Plot[probit[p] - nq[p], {p, 0, 1}, PlotRange -> All]

absolute error for modified built-in approximation


Out of curiosity, I tried to write my own version of inverse CDF for the normal distribution. I employ a qualitative approximation of the inverse CDF as initial guess and apply Newton iterations with line search until convergence.

This is the code:

f[x_] := CDF[NormalDistribution[0, 1], x];
finv[y_] := InverseCDF[NormalDistribution[0, 1], y];
p = 1/200;
q = 2/5;
g[x_] = N@Piecewise[{
     {finv[$MachineEpsilon], 0 <= x <= $MachineEpsilon},
     {Simplify[Normal@Series[finv[x], {x, 0, 1}], 0 < x < 1], $MachineEpsilon < x < p},
     {Simplify[PadeApproximant[finv[x], {x, 1/2, {7, 8}}]], q < x < 1 - q},
     {Simplify[Normal@Series[finv[x], {x, 1, 1}], 0 < x < 1], 1 - p < x < 1},
     {finv[1 - $MachineEpsilon], 1 - $MachineEpsilon <= x <= 1}
     },
    Simplify[PadeApproximant[finv[x], {x, 1/2, {17, 18}}]]
    ];
(*g[y_]:=Log[Abs[(1-Sqrt[1-y]+Sqrt[y])/(1+Sqrt[1-y]-Sqrt[y])]];*)

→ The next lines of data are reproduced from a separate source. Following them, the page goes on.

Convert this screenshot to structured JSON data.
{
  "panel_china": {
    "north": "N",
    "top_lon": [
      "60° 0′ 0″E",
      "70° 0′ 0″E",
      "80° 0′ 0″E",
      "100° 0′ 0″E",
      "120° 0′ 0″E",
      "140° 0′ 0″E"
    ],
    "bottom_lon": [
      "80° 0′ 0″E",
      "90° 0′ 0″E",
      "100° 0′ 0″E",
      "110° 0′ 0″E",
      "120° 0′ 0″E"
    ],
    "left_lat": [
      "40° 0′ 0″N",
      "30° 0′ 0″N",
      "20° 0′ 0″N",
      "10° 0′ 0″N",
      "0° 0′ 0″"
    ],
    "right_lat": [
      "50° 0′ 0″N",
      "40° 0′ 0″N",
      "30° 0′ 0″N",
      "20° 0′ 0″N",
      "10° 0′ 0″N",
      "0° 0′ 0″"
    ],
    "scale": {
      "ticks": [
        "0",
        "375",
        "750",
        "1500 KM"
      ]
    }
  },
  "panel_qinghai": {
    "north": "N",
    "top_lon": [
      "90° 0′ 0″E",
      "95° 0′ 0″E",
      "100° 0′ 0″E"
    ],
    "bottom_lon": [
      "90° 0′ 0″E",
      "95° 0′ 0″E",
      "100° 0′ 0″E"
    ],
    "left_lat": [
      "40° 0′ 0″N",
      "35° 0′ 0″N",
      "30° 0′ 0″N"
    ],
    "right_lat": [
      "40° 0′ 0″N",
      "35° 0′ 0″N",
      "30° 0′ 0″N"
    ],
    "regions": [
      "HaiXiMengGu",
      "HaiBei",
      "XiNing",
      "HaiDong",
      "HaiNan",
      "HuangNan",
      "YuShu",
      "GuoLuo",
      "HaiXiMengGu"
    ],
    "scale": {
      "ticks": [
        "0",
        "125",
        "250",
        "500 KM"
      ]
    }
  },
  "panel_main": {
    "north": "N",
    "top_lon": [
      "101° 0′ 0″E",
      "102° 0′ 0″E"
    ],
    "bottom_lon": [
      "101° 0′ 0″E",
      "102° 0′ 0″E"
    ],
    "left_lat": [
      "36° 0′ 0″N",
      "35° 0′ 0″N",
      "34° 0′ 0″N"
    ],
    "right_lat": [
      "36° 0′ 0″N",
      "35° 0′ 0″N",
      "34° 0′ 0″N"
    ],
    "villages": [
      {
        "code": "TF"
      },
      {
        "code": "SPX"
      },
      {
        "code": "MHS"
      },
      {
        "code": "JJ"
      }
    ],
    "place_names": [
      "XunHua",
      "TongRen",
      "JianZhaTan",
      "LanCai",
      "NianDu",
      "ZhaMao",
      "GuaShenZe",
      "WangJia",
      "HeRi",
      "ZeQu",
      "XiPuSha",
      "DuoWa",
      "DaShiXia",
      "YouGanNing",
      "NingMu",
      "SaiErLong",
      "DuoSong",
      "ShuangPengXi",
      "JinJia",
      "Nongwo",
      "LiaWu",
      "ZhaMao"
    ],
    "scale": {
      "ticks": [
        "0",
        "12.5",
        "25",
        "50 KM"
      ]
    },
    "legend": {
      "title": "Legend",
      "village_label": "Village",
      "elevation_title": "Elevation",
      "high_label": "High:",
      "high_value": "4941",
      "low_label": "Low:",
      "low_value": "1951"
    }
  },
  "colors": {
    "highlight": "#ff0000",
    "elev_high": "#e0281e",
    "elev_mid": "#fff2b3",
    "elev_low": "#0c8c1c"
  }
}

cfinv = Block[{T, S, Sτ}, With[{
     S0 = N[g[T]],
     ϕ00 = N[(T - f[S])^2],
     direction = N[Simplify[(T - f[S])/f'[S]]],
     residual = N[(T - f[Sτ])^2],
     σ = 0.0001,
     γ = 0.5,
     TOL = 1. 10^-15
     },
    Compile[{{T, _Real}},
     Block[{S, Sτ, ϕ0, τ, u, ϕτ},
      S = S0;
      ϕ0 = ϕ00;
      While[Sqrt[ϕ0] > TOL,
       u = direction;
       τ = 1.;
       Sτ = S + τ u;
       ϕτ = residual;
       While[ϕτ > (1. - σ τ) ϕ0, 
        τ *= γ;
        Sτ = S + τ u;
        ϕτ = residual;
        ];
       ϕ0 = ϕτ;
       S = Sτ;
       ];
      S
      ],
     CompilationTarget -> "C",
     RuntimeAttributes -> {Listable},
     Parallelization -> True,
     RuntimeOptions -> "Speed"
     ]
    ]
   ];

And here an obligatory test for speed and accuracy (tested on a Haswell Quad Core CPU):

T = RandomReal[{0., 1}, {1000000}];
a = finv[T]; // RepeatedTiming // First
b = cfinv[T]; // RepeatedTiming // First
Max[Abs[a - b]]

0.416

0.0533

3.77653*10^-12

Discussion

So this one is almost three eight times faster than the built-in method.

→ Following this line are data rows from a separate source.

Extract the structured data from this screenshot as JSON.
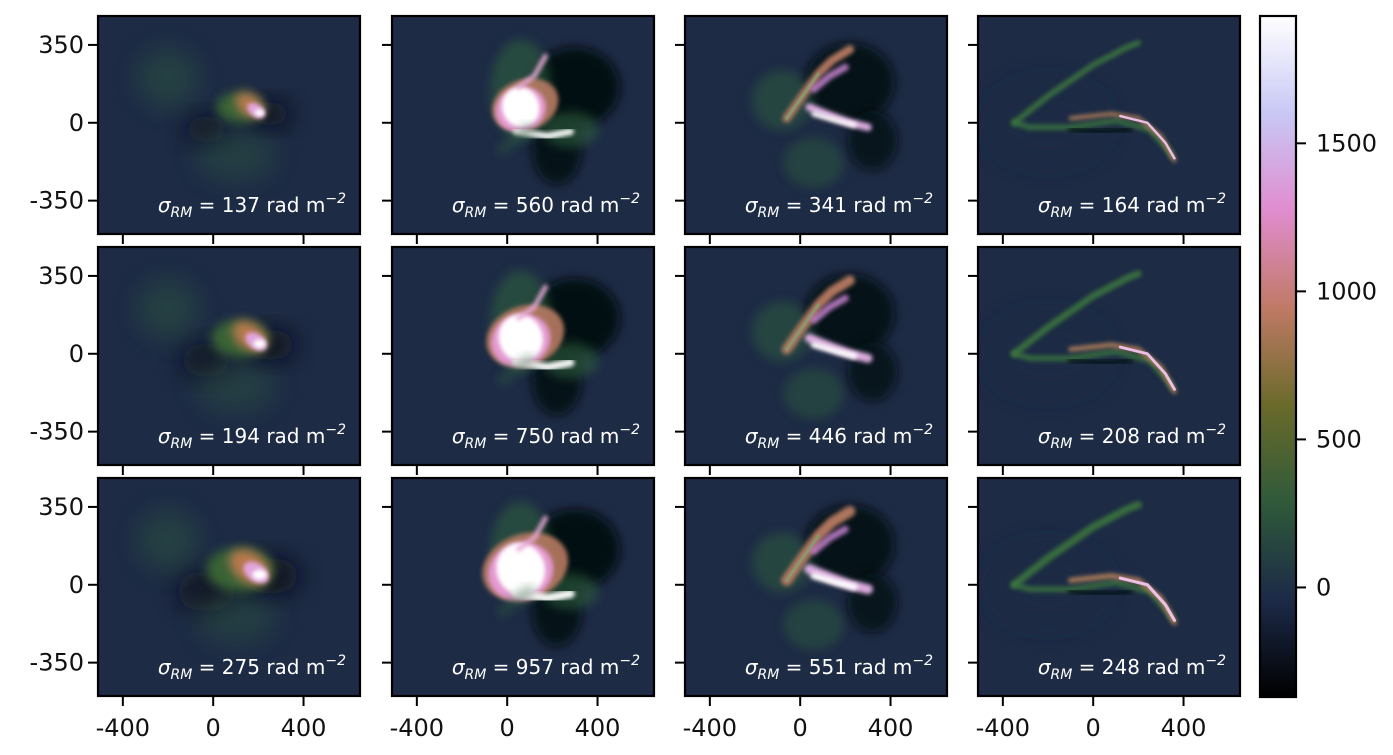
{
  "chart_data": {
    "type": "heatmap",
    "layout": {
      "rows": 3,
      "cols": 4
    },
    "x_ticks": [
      "-400",
      "0",
      "400"
    ],
    "x_tick_values": [
      -400,
      0,
      400
    ],
    "y_ticks": [
      "350",
      "0",
      "-350"
    ],
    "y_tick_values": [
      350,
      0,
      -350
    ],
    "xlim": [
      -510,
      650
    ],
    "ylim": [
      -500,
      480
    ],
    "colorbar": {
      "ticks": [
        "1500",
        "1000",
        "500",
        "0"
      ],
      "tick_values": [
        1500,
        1000,
        500,
        0
      ],
      "range": [
        -370,
        1930
      ],
      "colormap": "cubehelix",
      "colors": [
        "#000000",
        "#1c2a48",
        "#2f5a3a",
        "#6a6a2a",
        "#c07a66",
        "#e08ccf",
        "#c8c8f5",
        "#ffffff"
      ]
    },
    "annotation_template": {
      "symbol": "σ",
      "subscript": "RM",
      "equals": " = ",
      "unit": " rad m",
      "exponent": "−2"
    },
    "panels": [
      {
        "row": 0,
        "col": 0,
        "sigma_rm": "137",
        "style": 0,
        "scale": 0.7
      },
      {
        "row": 0,
        "col": 1,
        "sigma_rm": "560",
        "style": 1,
        "scale": 0.85
      },
      {
        "row": 0,
        "col": 2,
        "sigma_rm": "341",
        "style": 2,
        "scale": 0.85
      },
      {
        "row": 0,
        "col": 3,
        "sigma_rm": "164",
        "style": 3,
        "scale": 0.8
      },
      {
        "row": 1,
        "col": 0,
        "sigma_rm": "194",
        "style": 0,
        "scale": 0.85
      },
      {
        "row": 1,
        "col": 1,
        "sigma_rm": "750",
        "style": 1,
        "scale": 1.0
      },
      {
        "row": 1,
        "col": 2,
        "sigma_rm": "446",
        "style": 2,
        "scale": 1.0
      },
      {
        "row": 1,
        "col": 3,
        "sigma_rm": "208",
        "style": 3,
        "scale": 0.95
      },
      {
        "row": 2,
        "col": 0,
        "sigma_rm": "275",
        "style": 0,
        "scale": 1.0
      },
      {
        "row": 2,
        "col": 1,
        "sigma_rm": "957",
        "style": 1,
        "scale": 1.1
      },
      {
        "row": 2,
        "col": 2,
        "sigma_rm": "551",
        "style": 2,
        "scale": 1.1
      },
      {
        "row": 2,
        "col": 3,
        "sigma_rm": "248",
        "style": 3,
        "scale": 1.05
      }
    ]
  }
}
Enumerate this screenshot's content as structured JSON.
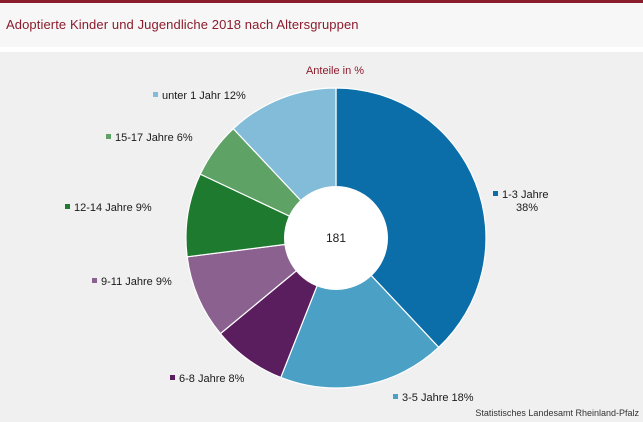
{
  "title": "Adoptierte Kinder und Jugendliche 2018 nach Altersgruppen",
  "source": "Statistisches Landesamt Rheinland-Pfalz",
  "chart_data": {
    "type": "pie",
    "subtitle": "Anteile in %",
    "center_label": "181",
    "slices": [
      {
        "name": "1-3 Jahre",
        "value": 38,
        "label": "1-3 Jahre",
        "label2": "38%",
        "color": "#0b6ea8"
      },
      {
        "name": "3-5 Jahre",
        "value": 18,
        "label": "3-5 Jahre 18%",
        "color": "#4ba0c6"
      },
      {
        "name": "6-8 Jahre",
        "value": 8,
        "label": "6-8 Jahre 8%",
        "color": "#5a1e5e"
      },
      {
        "name": "9-11 Jahre",
        "value": 9,
        "label": "9-11 Jahre 9%",
        "color": "#8b6190"
      },
      {
        "name": "12-14 Jahre",
        "value": 9,
        "label": "12-14 Jahre 9%",
        "color": "#1e7a2e"
      },
      {
        "name": "15-17 Jahre",
        "value": 6,
        "label": "15-17 Jahre 6%",
        "color": "#5ea265"
      },
      {
        "name": "unter 1 Jahr",
        "value": 12,
        "label": "unter 1 Jahr 12%",
        "color": "#82bcd8"
      }
    ]
  }
}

I also expect a speedup should one replace the function g by a better but also reasonably quick approximation for the initial guess. First I tried an InterpolatingFunction for the (suitably) transformed "true" CDF, but that turned out to be way too slow.

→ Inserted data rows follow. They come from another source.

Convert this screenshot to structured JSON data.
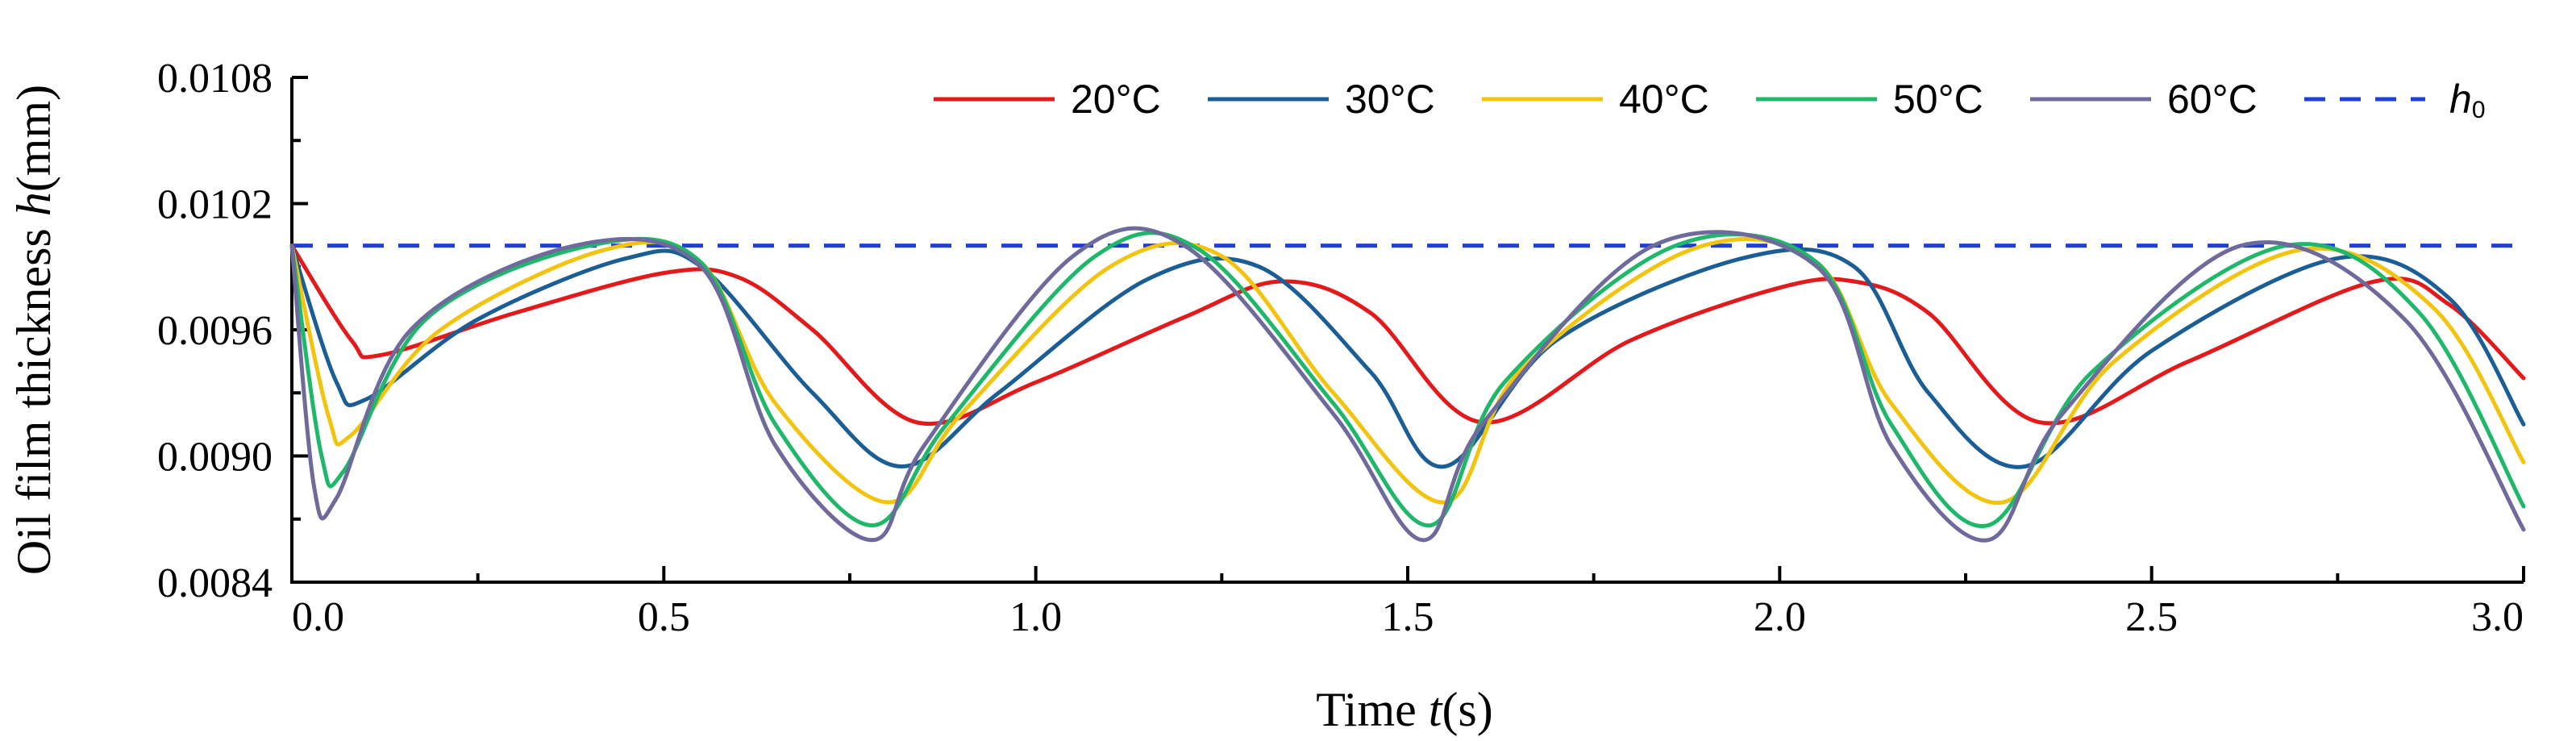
{
  "chart_data": {
    "type": "line",
    "xlabel": {
      "prefix": "Time ",
      "var": "t",
      "suffix": "(s)"
    },
    "ylabel": {
      "prefix": "Oil film thickness ",
      "var": "h",
      "suffix": "(mm)"
    },
    "xlim": [
      0,
      3.0
    ],
    "ylim": [
      0.0084,
      0.0108
    ],
    "xticks": [
      0,
      0.5,
      1.0,
      1.5,
      2.0,
      2.5,
      3.0
    ],
    "xtick_labels": [
      "0.0",
      "0.5",
      "1.0",
      "1.5",
      "2.0",
      "2.5",
      "3.0"
    ],
    "yticks": [
      0.0084,
      0.009,
      0.0096,
      0.0102,
      0.0108
    ],
    "ytick_labels": [
      "0.0084",
      "0.0090",
      "0.0096",
      "0.0102",
      "0.0108"
    ],
    "legend_position": "top-right",
    "reference": {
      "name": "h₀",
      "label_var": "h",
      "label_sub": "0",
      "value": 0.01,
      "color": "#1f3fd6",
      "style": "dashed"
    },
    "series": [
      {
        "name": "20°C",
        "color": "#e31a1c",
        "x": [
          0.0,
          0.08,
          0.12,
          0.3,
          0.5,
          0.6,
          0.7,
          0.84,
          1.0,
          1.2,
          1.33,
          1.45,
          1.6,
          1.8,
          2.0,
          2.1,
          2.2,
          2.35,
          2.55,
          2.8,
          2.9,
          3.0
        ],
        "y": [
          0.01,
          0.00955,
          0.00948,
          0.00968,
          0.00987,
          0.00985,
          0.0096,
          0.00916,
          0.00935,
          0.00966,
          0.00983,
          0.00968,
          0.00916,
          0.00955,
          0.0098,
          0.00983,
          0.00968,
          0.00916,
          0.00945,
          0.00983,
          0.00972,
          0.00937
        ]
      },
      {
        "name": "30°C",
        "color": "#1b5e96",
        "x": [
          0.0,
          0.06,
          0.1,
          0.25,
          0.45,
          0.55,
          0.7,
          0.82,
          0.95,
          1.15,
          1.3,
          1.45,
          1.55,
          1.7,
          1.95,
          2.1,
          2.2,
          2.33,
          2.5,
          2.75,
          2.9,
          3.0
        ],
        "y": [
          0.01,
          0.00935,
          0.00927,
          0.00965,
          0.00994,
          0.0099,
          0.0093,
          0.00895,
          0.0093,
          0.00984,
          0.0099,
          0.0094,
          0.00895,
          0.00955,
          0.00994,
          0.0099,
          0.0093,
          0.00895,
          0.0095,
          0.00994,
          0.00975,
          0.00915
        ]
      },
      {
        "name": "40°C",
        "color": "#f2c40f",
        "x": [
          0.0,
          0.05,
          0.08,
          0.2,
          0.42,
          0.55,
          0.65,
          0.8,
          0.9,
          1.1,
          1.25,
          1.4,
          1.55,
          1.65,
          1.88,
          2.05,
          2.15,
          2.3,
          2.45,
          2.7,
          2.88,
          3.0
        ],
        "y": [
          0.01,
          0.00918,
          0.0091,
          0.0096,
          0.00998,
          0.00992,
          0.00925,
          0.00878,
          0.0092,
          0.0099,
          0.00995,
          0.0093,
          0.00878,
          0.0094,
          0.00998,
          0.00992,
          0.00925,
          0.00878,
          0.00945,
          0.00998,
          0.0097,
          0.00897
        ]
      },
      {
        "name": "50°C",
        "color": "#1fb86a",
        "x": [
          0.0,
          0.04,
          0.07,
          0.18,
          0.4,
          0.55,
          0.65,
          0.78,
          0.88,
          1.08,
          1.22,
          1.4,
          1.53,
          1.63,
          1.86,
          2.05,
          2.15,
          2.28,
          2.42,
          2.68,
          2.86,
          3.0
        ],
        "y": [
          0.01,
          0.009,
          0.00893,
          0.00965,
          0.01,
          0.00992,
          0.00915,
          0.00867,
          0.00915,
          0.00995,
          0.00998,
          0.00925,
          0.00867,
          0.00935,
          0.01,
          0.00992,
          0.00915,
          0.00867,
          0.0094,
          0.01,
          0.00968,
          0.00876
        ]
      },
      {
        "name": "60°C",
        "color": "#6e6a9c",
        "x": [
          0.0,
          0.03,
          0.06,
          0.16,
          0.38,
          0.55,
          0.65,
          0.78,
          0.85,
          1.05,
          1.2,
          1.4,
          1.52,
          1.6,
          1.83,
          2.05,
          2.15,
          2.28,
          2.38,
          2.62,
          2.84,
          3.0
        ],
        "y": [
          0.01,
          0.00885,
          0.0088,
          0.0096,
          0.01,
          0.0099,
          0.00905,
          0.0086,
          0.00905,
          0.00995,
          0.01,
          0.0092,
          0.0086,
          0.00915,
          0.01,
          0.0099,
          0.00905,
          0.0086,
          0.0092,
          0.01,
          0.00965,
          0.00865
        ]
      }
    ]
  }
}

Of course Newton's method has its problems on the extreme tails of the distribution (close to 0 and close 1) where the CDF has derivative close to 0. Maybe a secant method would have been more appropriate?

Edit

Using expansions of the inverse CDF at $0$, $1/2$ and $1$, I was able to come up with a way better initial guess function g.